Un an plus tôt, à l’automne 1991, Ida avait reçu un appel téléphonique de l’associé de son meilleur ami, un certain Menko Victor « Pek » van Andel. Ida et Pek se sont toujours bien entendus, mais elle le considérait comme un excentrique, c’est pourquoi elle a accueilli son appel avec un haussement de sourcils.

Au téléphone, Pek a expliqué qu’il avait une idée pour une œuvre « d’art corporel » très spéciale et hautement originale. Il voulait créer l’image du système reproductif féminin durant le coït, en utilisant une machine d’imagerie par résonance magnétique, communément appelée IRM. Comme les rayons X, ces machines permettent aux docteurs de voir à l’intérieur des corps humains sans avoir recours à la chirurgie, mais personne, selon Pek, n’en a jamais utilisée pour voir ce qu’il se passe dans le corps de la femme pendant des rapports sexuels. « Cela n’a jamais été fait, répétait-il au bout du fil. Jamais ! »

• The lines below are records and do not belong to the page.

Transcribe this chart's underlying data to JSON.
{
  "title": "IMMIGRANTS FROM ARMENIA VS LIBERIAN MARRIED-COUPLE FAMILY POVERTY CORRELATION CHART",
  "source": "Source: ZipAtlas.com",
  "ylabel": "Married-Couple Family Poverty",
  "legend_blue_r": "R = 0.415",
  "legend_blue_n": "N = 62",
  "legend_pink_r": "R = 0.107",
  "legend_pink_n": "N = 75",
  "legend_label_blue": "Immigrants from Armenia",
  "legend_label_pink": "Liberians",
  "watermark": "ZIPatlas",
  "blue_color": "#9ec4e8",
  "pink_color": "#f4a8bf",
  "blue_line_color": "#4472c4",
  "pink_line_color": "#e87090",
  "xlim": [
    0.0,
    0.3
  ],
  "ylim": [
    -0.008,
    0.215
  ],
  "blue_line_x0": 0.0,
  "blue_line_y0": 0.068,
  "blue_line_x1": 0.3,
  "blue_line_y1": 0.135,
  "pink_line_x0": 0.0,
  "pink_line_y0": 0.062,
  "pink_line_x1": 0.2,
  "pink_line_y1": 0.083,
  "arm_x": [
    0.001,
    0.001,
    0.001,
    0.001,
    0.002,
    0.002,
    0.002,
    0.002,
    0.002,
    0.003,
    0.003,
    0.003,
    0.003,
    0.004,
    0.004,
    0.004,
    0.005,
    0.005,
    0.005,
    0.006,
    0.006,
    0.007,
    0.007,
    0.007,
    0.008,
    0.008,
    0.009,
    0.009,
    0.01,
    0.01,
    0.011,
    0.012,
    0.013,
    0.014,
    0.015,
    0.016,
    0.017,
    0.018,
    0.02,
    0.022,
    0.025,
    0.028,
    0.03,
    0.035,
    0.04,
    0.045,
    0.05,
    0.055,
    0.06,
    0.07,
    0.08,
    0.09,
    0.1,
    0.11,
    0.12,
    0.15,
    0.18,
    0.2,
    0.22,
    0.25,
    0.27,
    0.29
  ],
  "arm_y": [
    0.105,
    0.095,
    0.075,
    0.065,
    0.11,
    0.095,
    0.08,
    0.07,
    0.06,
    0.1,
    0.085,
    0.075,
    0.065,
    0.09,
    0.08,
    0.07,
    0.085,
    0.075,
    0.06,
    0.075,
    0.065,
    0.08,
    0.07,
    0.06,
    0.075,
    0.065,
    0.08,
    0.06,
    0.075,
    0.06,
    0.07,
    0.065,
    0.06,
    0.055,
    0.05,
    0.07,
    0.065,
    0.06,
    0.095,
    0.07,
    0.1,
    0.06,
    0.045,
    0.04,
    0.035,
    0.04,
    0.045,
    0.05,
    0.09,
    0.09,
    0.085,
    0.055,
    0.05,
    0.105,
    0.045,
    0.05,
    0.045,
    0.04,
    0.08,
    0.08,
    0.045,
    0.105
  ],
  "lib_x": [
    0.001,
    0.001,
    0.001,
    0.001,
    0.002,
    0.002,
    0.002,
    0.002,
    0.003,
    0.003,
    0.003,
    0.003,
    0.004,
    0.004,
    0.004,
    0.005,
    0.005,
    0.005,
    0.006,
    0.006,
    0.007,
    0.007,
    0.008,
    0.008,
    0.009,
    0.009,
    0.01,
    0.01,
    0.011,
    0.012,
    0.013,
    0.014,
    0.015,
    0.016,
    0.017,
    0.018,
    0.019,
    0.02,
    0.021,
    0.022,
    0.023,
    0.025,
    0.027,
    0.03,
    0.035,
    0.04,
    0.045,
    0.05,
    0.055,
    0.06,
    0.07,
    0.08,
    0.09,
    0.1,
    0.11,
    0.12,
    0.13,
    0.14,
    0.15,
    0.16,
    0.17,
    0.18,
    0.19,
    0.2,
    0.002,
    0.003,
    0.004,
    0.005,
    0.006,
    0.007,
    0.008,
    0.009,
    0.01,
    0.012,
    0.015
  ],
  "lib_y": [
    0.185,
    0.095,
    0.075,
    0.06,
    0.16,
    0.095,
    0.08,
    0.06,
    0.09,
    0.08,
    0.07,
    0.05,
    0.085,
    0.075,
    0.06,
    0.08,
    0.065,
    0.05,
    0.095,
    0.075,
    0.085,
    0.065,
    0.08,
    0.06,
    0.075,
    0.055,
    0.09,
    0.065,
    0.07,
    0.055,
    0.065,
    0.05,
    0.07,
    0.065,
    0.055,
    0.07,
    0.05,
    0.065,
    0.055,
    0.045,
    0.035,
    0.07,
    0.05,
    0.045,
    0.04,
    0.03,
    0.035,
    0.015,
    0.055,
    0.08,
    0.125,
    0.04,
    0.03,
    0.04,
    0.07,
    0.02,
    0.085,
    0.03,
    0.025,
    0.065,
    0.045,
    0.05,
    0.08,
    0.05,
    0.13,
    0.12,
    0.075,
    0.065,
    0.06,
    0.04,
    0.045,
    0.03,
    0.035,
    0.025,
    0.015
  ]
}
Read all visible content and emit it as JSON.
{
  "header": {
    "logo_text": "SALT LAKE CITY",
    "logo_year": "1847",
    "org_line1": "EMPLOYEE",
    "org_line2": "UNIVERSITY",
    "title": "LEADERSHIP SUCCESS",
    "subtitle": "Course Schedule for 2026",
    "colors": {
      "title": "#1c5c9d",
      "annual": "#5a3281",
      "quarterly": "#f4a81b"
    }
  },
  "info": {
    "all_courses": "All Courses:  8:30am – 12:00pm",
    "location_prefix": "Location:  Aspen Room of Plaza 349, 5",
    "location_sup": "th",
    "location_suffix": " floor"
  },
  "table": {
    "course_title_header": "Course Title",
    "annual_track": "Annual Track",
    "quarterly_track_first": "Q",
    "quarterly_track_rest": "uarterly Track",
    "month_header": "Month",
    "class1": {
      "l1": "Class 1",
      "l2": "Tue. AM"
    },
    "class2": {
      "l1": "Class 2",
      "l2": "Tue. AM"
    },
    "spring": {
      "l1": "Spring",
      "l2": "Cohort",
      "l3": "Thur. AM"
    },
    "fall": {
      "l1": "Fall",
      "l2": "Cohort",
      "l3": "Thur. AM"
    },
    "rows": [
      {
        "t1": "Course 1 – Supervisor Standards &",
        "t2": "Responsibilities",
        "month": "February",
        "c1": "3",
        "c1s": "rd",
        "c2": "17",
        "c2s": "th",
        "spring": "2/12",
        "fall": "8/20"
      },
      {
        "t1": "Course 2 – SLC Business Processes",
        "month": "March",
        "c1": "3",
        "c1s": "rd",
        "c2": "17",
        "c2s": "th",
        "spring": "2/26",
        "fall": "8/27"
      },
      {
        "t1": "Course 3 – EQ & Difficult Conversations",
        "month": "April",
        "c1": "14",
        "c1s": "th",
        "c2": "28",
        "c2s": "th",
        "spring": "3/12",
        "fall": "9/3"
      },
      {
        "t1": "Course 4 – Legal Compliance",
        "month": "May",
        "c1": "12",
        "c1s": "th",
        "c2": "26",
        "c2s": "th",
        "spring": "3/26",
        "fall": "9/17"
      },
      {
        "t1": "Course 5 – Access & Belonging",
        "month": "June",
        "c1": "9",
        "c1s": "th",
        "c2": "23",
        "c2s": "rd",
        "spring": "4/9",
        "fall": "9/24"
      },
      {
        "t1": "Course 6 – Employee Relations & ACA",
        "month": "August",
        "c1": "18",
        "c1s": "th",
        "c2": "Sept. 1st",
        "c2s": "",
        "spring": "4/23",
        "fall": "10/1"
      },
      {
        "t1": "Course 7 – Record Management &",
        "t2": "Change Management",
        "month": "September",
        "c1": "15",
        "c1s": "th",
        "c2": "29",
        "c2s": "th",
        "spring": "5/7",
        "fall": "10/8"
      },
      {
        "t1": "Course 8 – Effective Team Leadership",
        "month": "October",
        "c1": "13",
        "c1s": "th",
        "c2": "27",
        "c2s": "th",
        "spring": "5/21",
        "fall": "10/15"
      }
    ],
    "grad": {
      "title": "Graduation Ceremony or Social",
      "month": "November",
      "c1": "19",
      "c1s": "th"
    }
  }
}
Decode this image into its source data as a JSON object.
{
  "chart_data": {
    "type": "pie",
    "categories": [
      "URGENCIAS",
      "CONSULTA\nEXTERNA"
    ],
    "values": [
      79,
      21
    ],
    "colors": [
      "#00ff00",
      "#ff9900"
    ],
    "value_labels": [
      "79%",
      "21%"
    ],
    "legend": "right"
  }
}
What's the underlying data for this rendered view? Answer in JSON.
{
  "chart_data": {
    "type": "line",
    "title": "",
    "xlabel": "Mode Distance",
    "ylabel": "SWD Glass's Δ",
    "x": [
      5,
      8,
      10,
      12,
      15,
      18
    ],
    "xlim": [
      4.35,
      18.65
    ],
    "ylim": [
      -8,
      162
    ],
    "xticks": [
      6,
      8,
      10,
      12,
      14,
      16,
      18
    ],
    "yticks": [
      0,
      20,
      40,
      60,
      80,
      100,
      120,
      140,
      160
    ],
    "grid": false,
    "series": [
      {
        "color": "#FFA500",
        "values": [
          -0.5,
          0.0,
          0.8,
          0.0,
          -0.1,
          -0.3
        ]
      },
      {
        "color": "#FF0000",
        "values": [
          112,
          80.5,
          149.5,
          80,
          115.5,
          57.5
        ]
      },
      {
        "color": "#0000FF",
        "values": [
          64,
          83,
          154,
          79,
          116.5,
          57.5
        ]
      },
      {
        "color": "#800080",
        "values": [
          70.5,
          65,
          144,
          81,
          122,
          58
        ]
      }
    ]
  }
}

Ida était sceptique mais intriguée. Pek avait beau être un excentrique, il possédait tout de même un diplôme de recherche médicale et était coinventeur d’une cornée artificielle. Il avait des contacts lui donnant accès à la machine IRM, et surtout, le sérieux académique pour assurer que le projet ne deviendrait pas du porno. Après réflexion, et une longue conversation avec Jupp, elle a accepté.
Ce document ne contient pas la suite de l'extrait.